In the United States all of this is happening in an atmosphere of state government cutbacks. Many institutions therefore are focused more on saving their core business and local markets than on exploring international opportunities.
But the facts suggest that global forces are already changing higher education… ready or not. Migration patterns of both students and faculty are already changing. Institutions everywhere are recruiting and raising money in markets previously foreign to them. Institutional partnerships are being formed. New campuses are being built. And technology is creating new international on-line markets, while at the same time changing the communication of everything from subject matter to institutions.

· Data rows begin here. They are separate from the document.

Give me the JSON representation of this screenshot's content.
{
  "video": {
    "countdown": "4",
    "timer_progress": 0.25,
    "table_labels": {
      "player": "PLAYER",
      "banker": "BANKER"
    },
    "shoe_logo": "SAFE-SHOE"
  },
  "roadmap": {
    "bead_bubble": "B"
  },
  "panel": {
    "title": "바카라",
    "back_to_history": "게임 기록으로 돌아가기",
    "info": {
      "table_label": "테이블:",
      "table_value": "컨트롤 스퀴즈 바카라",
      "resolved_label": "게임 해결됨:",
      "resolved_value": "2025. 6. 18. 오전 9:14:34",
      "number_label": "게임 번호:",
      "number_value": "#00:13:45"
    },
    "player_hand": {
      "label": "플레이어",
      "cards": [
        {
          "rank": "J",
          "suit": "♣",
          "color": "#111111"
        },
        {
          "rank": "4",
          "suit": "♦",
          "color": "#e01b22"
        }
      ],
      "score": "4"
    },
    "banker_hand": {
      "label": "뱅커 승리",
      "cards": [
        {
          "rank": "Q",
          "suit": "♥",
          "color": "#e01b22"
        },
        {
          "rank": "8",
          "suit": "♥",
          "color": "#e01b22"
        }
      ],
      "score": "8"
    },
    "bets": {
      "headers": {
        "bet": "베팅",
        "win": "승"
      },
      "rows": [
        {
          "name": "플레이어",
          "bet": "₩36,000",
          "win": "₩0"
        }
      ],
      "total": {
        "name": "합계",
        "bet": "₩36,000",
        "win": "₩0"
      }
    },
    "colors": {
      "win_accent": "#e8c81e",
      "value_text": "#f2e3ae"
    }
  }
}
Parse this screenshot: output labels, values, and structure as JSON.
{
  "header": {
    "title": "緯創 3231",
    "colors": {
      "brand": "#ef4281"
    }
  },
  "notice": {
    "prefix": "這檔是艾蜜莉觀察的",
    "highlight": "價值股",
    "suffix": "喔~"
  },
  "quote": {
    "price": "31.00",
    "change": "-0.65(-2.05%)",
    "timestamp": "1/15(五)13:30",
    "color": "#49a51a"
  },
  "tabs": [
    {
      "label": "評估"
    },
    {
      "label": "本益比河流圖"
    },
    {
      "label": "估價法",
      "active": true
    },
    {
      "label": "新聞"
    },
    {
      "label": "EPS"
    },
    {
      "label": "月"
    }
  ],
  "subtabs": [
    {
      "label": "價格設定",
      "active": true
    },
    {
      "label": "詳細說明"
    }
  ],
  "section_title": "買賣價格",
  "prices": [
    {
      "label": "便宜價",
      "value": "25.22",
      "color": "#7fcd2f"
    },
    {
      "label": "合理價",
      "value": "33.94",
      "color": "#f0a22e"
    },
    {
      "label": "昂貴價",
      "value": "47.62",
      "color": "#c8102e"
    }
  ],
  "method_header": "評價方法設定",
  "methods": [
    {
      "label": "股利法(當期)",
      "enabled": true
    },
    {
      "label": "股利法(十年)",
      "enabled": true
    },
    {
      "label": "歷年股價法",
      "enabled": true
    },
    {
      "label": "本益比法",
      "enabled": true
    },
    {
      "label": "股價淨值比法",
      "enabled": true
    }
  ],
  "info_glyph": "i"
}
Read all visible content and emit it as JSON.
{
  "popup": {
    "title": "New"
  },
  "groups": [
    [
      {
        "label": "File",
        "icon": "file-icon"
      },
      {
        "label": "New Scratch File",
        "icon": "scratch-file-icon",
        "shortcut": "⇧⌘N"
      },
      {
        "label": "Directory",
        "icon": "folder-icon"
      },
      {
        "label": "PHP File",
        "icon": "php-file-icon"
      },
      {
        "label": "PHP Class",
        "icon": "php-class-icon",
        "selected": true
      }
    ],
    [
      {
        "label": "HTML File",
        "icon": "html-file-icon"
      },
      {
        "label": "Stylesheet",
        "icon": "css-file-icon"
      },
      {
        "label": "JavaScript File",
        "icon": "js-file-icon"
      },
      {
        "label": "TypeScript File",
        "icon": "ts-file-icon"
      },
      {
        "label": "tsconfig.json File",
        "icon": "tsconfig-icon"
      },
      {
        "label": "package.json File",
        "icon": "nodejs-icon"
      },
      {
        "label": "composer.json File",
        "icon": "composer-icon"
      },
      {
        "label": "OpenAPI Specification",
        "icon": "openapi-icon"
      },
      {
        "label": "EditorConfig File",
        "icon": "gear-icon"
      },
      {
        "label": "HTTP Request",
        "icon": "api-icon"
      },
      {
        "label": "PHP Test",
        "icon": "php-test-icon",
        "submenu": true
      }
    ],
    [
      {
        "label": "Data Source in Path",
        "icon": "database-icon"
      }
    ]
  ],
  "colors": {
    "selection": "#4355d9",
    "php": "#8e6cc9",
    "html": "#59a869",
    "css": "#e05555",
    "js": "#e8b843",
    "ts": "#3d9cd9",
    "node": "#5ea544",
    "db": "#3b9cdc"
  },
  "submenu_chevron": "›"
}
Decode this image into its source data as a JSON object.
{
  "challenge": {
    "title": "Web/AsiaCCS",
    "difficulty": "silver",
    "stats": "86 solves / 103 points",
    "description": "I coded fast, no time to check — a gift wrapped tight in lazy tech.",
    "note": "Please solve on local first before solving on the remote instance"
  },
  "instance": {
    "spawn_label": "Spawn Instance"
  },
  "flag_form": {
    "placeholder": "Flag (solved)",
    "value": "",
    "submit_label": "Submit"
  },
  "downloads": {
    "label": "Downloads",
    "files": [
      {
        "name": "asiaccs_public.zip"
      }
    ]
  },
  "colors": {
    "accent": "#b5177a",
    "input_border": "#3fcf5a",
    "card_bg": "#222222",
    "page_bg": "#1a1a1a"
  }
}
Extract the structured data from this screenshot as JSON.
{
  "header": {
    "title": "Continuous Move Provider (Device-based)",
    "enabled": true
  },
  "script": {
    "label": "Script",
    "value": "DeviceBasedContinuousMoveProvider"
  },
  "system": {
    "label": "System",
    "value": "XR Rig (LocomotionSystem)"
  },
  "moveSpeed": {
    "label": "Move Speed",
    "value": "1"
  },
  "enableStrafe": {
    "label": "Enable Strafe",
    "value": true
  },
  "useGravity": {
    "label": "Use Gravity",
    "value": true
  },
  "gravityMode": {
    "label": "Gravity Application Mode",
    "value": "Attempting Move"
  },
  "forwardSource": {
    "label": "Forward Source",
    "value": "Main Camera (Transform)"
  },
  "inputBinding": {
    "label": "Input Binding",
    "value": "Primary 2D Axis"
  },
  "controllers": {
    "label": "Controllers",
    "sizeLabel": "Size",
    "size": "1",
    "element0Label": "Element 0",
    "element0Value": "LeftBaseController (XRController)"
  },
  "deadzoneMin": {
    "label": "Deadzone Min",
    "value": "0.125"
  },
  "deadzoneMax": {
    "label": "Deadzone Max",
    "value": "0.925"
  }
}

In such an environment it is only prudent for institutions to consider these international realities at the same time they are addressing their local core business disruptions. And what’s exciting is that all of these challenges are ones that all advancement professionals are capable of addressing. Who better than they can identify the parts of the world where their institution has fundraising potential? Who better than they can call upon alumni in other countries to help recruit students and lift visibility? Who better than they can access and clarify the international appeal of their special program strengths? And who better than they can understand and explain how media revolutions change everything?
The only bad news in all of this is that advancement work will require more sophistication than ever before. But the exciting good news is that there is no one in all of higher education better suited than advancement professionals to help lead the way.